Breite Auswahl an Basiswerten
Pionier im Markt ist die Commerzbank, die Faktorzertifikate auf verschiedene Basiswerte, von Einzelaktien über Rohstoffe und Zinsen bis hin zu Volatilitätsfutures, emittiert hat. Seit wenigen Tagen ist auch der Mitbewerber Deutsche Bank auf den Zug aufgesprungen und bietet Faktorzertifikate an. Allerdings ausschliesslich an deutschen Börsenplätzen. Der Grundmechanismus ist einfach und transparent, doch falsch eingesetzt führt das Produkt den Anleger mit grosser Wahrscheinlichkeit zu einem Verlust. Ein Faktorzertifikat multipliziert den täglichen prozentualen Gewinn oder Verlust des Basiswertes mit einem vordefinierten Faktor, üblicherweise sind Multiplikatoren von 1 bis 4 erhältlich, auf einzelne Basiswerte bis 5, Zinsprodukte können wegen der kleinen Schwankungen noch deutlich stärker gehebelt werden. Wenn der SMI um 1% zulegt, verteuert sich z.B. ein Long-Faktorzertifikat mit Hebel 3 um 3%, während das entsprechende Short-Faktorzertifikat 3% verliert. Vermindert wird diese Performance durch eine Indexgebühr von normalerweise unter 1% pro Jahr. Die Zinskomponente für den Hebel mindert den Wert von Long-Derivaten zusätzlich, während Short-Produkte davon profitieren. Vor allem bei kurzen Laufzeiten sind diese Komponenten allerdings vernachlässigbar.
Mühsame Suche entfällt
Vor jedem Kauf einer Option muss sich der Anleger mühsam durch Listen kämpfen, um das optimale Derivat bezüglich Laufzeit, Strike und impliziter Volatilität zu finden. Ähnlich verhält es sich mit Mini-Futures, deren Hebel sich je nach Abstand des Basiswertkurses zum Knock-Out laufend verändern. Diese Probleme stellen sich bei Faktorzertifikaten nicht, denn die Produkte sind unabhängig von der impliziten Volatilität, weisen keine Knock-Out-Schwellen auf und haben keine Laufzeitbeschränkung. Entsprechend kann mit einer sehr übersichtlichen Produktpalette operiert werden. Neuemissionen wegen veränderten Marktbedingungen sind quasi nicht notwendig. Für den Anleger hat dies entscheidende Vorteile, wie Christian König, Public Distribution Structured Products & ETF bei der Commerzbank in Zürich, erklärt: «Die Symbole der Produkte ändern sich nicht. Wer einen gewissen Hebel sucht, findet ihn stets beim gleichen Produkt. Dementsprechend kann er schneller auf eine Marktentwicklung reagieren als der Optionstrader, der zuerst das passende Hebelprodukt suchen muss.»

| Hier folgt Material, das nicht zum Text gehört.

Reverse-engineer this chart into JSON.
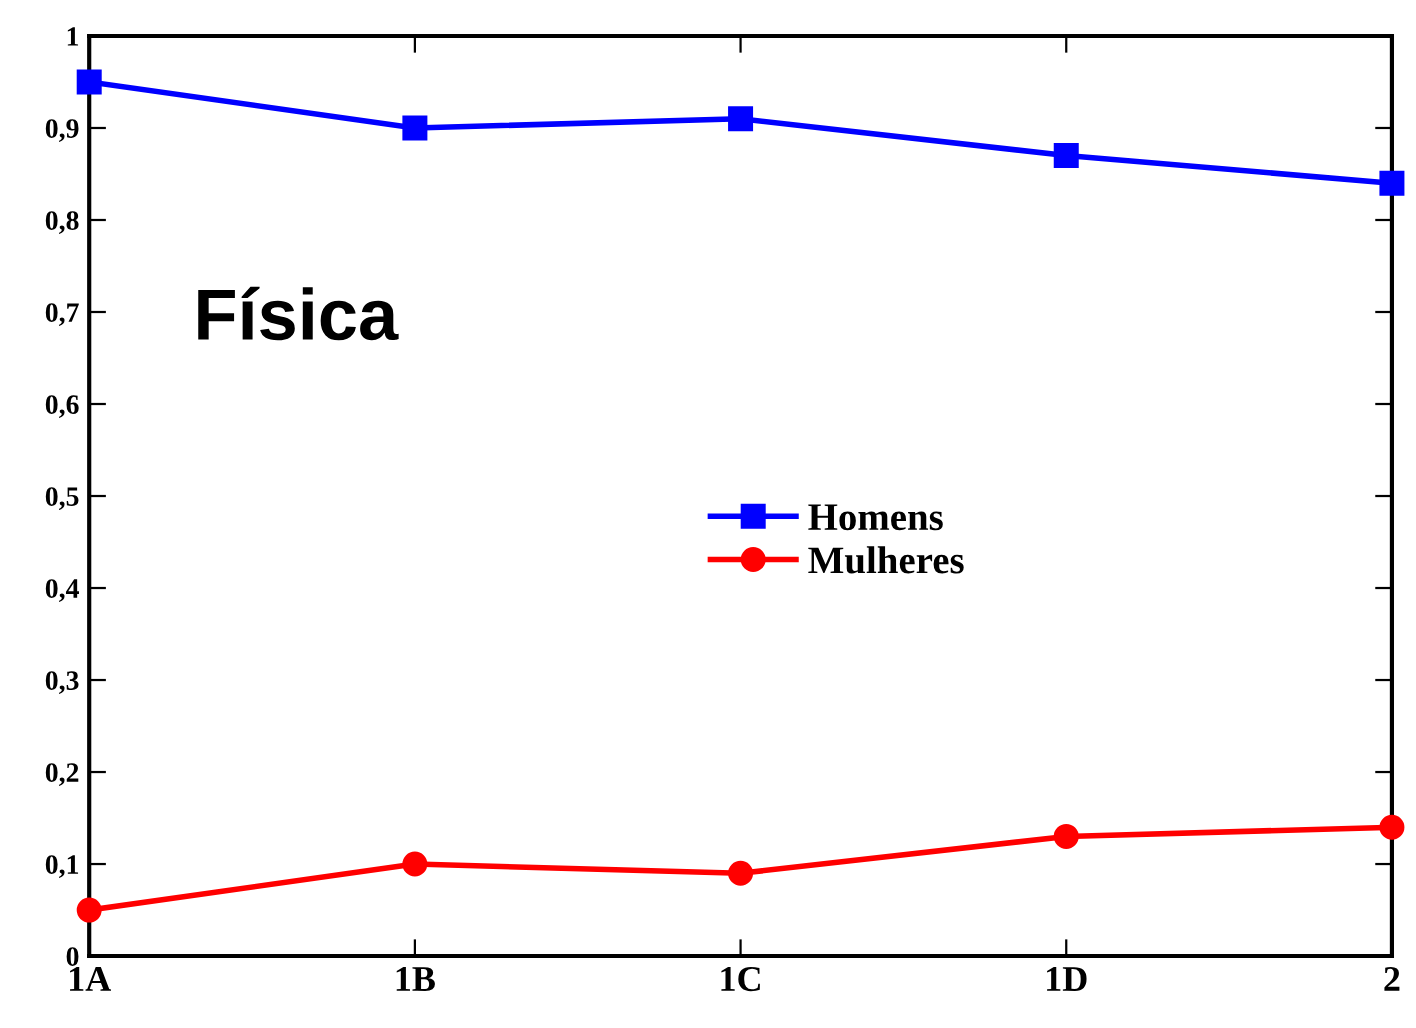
{
  "chart_data": {
    "type": "line",
    "categories": [
      "1A",
      "1B",
      "1C",
      "1D",
      "2"
    ],
    "series": [
      {
        "name": "Homens",
        "color": "#0000ff",
        "values": [
          0.95,
          0.9,
          0.91,
          0.87,
          0.84
        ],
        "marker": "square"
      },
      {
        "name": "Mulheres",
        "color": "#ff0000",
        "values": [
          0.05,
          0.1,
          0.09,
          0.13,
          0.14
        ],
        "marker": "circle"
      }
    ],
    "ylim": [
      0,
      1
    ],
    "yticks": [
      0,
      {
        "value": 0.1,
        "label": "0,1"
      },
      {
        "value": 0.2,
        "label": "0,2"
      },
      {
        "value": 0.3,
        "label": "0,3"
      },
      {
        "value": 0.4,
        "label": "0,4"
      },
      {
        "value": 0.5,
        "label": "0,5"
      },
      {
        "value": 0.6,
        "label": "0,6"
      },
      {
        "value": 0.7,
        "label": "0,7"
      },
      {
        "value": 0.8,
        "label": "0,8"
      },
      {
        "value": 0.9,
        "label": "0,9"
      },
      1
    ],
    "annotations": [
      "Física"
    ],
    "legend": "center",
    "grid": false,
    "line_style": "solid"
  }
}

Problem der Pfadabhängigkeit
Am Tagesende wird das Produkt neu ausbalanciert, was bedeutet, dass der Faktor nur innerhalb eines Tages präzise gilt. Beispiel 1 zeigt die Problematik auf. Gewinnt Silber zwei Tage aufeinander 5%, was insgesamt 10,25% ausmacht, beträgt die Gesamtrendite des x3 Long-Faktorzertifikates 32,25%, was mehr ist als 3 x 10,25% = 30,75%, während das x3 Short-Faktorzertifikat nur 27,75% verliert. Diese Ungenauigkeit resultiert aus der Tatsache, dass sich (sog. diskrete) Renditen nicht direkt addieren lassen. Während in diesem Beispiel der Investor eine bessere Performance erreicht als erwartet, kann auch der gegenteilige Fall eintreffen, nämlich dann, wenn der Wert des Underlyings stark hin und her pendelt. In Beispiel 2 steigt der Kurs des Silbers am ersten Tag von USD 30 auf USD 33 und fällt im darauffolgenden Tag wieder auf USD 30 zurück. Während der Inhaber eines Silber-Futures gesamthaft eine Nullperformance verbucht, verliert ein Faktorzertifikat an Wert – egal, ob long oder short, wobei Letzteres im Beispielfall eine massive Werteinbusse von über 10% erfährt. Je volatiler das Underlying und je höher der Hebel des Zertifikates ist, desto stärker wirkt sich dieser Effekt auf die Performance des Derivates aus.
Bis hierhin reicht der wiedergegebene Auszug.